RCA – Storage Related Incident – North Europe
Summary of impact: Between 13:27 and 20:15 UTC on 29 Sep 2017, a subset of customers in North Europe may have experienced difficulties connecting to or managing resources hosted in this region due to availability loss of a storage scale unit. Services that depend on the impacted storage resources in this region that may have seen impact are Virtual Machines, Cloud Services, Azure Backup, App Services\Web Apps, Azure Cache, Azure Monitor, Azure Functions, Time Series Insights, Stream Analytics, HDInsight, Data Factory and Azure Scheduler, Azure Site Recovery.
Customer impact: A portion of storage resources were unavailable resulting in dependent Virtual Machines shutting down to ensure data durability. Some Azure Backup vaults were not available for the duration resulting in backup and restore operation failures. Azure Site Recovery may not be able to failover to latest recovery points or replicate VMs. HDInsight, Azure Scheduler and Functions may have experienced service management and job failure where resources were dependent on the impacted storage scale unit. Azure Monitor and Data Factory may have seen latency and errors in pipelines that have dependencies in this scale unit. Azure Stream Analytics jobs stopped processing input and/or producing output for several minutes. Azure Media Services saw failures & latency for streaming requests, uploads, and encoding.
Workaround: Implementation of Virtual Machines in Availability Sets with Managed Disks would have provided resiliency against significant service impact for VM based workloads.
Root cause and mitigation: During a routine periodic fire suppression system maintenance, an unexpected release of inert fire suppression agent occurred. When suppression was triggered, it initiated the automatic shutdown of Air Handler Units (AHU) as designed for containment and safety. While conditions in the data center were being reaffirmed and AHUs were being restarted, the ambient temperature in isolated areas of the impacted suppression zone rose above normal operational parameters. Some systems in the impacted zone performed auto shutdowns or reboots triggered by internal thermal health monitoring to prevent overheating of those systems. The triggering of inert fire suppression was immediately known, and in the following 35 minutes, all AHUs were recovered and ambient temperatures had returned to normal operational levels. Facility power was not impacted during the event. All systems have been restored to full operational conditions and further system maintenance has been suspended pending investigation of the unexpected agent release. Due to the nature of the above event and variance in thermal conditions in isolated areas of the impacted suppression zone, some servers and storage resources did not shutdown in a controlled manner.

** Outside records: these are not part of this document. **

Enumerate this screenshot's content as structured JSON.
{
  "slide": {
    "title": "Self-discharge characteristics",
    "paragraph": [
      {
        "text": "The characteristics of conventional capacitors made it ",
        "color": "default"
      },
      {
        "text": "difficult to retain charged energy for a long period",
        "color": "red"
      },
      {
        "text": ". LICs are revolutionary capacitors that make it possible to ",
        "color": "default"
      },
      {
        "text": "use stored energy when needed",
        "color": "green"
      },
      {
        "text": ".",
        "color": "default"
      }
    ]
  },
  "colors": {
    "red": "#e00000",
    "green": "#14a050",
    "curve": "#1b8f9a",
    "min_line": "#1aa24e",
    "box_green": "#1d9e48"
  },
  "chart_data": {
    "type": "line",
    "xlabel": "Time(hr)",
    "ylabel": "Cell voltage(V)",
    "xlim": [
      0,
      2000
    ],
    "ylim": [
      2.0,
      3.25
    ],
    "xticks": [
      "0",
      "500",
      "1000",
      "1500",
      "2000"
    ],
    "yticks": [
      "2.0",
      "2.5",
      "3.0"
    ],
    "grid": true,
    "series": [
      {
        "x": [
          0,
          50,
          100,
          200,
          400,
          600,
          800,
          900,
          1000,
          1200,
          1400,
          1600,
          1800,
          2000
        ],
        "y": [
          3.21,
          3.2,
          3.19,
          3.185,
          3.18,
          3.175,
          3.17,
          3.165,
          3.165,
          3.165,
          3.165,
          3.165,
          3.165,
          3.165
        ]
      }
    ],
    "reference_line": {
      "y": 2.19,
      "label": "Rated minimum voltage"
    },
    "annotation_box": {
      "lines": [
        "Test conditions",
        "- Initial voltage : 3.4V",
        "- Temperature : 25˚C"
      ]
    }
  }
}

As a result, additional time was required to troubleshoot and recover the impacted resources. Once the scale unit reached the required number of operational nodes, customers would have seen gradual, but consistent improvement until fully mitigated at 20:15 UTC when storage and dependent services were able to fully recover.
Next steps: We sincerely apologize for the impact to affected customers. We are continuously taking steps to improve the Microsoft Azure Platform and our processes to help ensure such incidents do not occur in the future. In this case, this includes (but is not limited to): Suppression system maintenance analysis continues with facility engineers to identify the cause of the unexpected agent release, and to mitigate risk of recurrence. Engineering continues to investigate the failure conditions and recovery time improvements for storage resources in this scenario. As important investigation and analysis are ongoing, an additional update to this RCA will be provided before Friday, 10/13.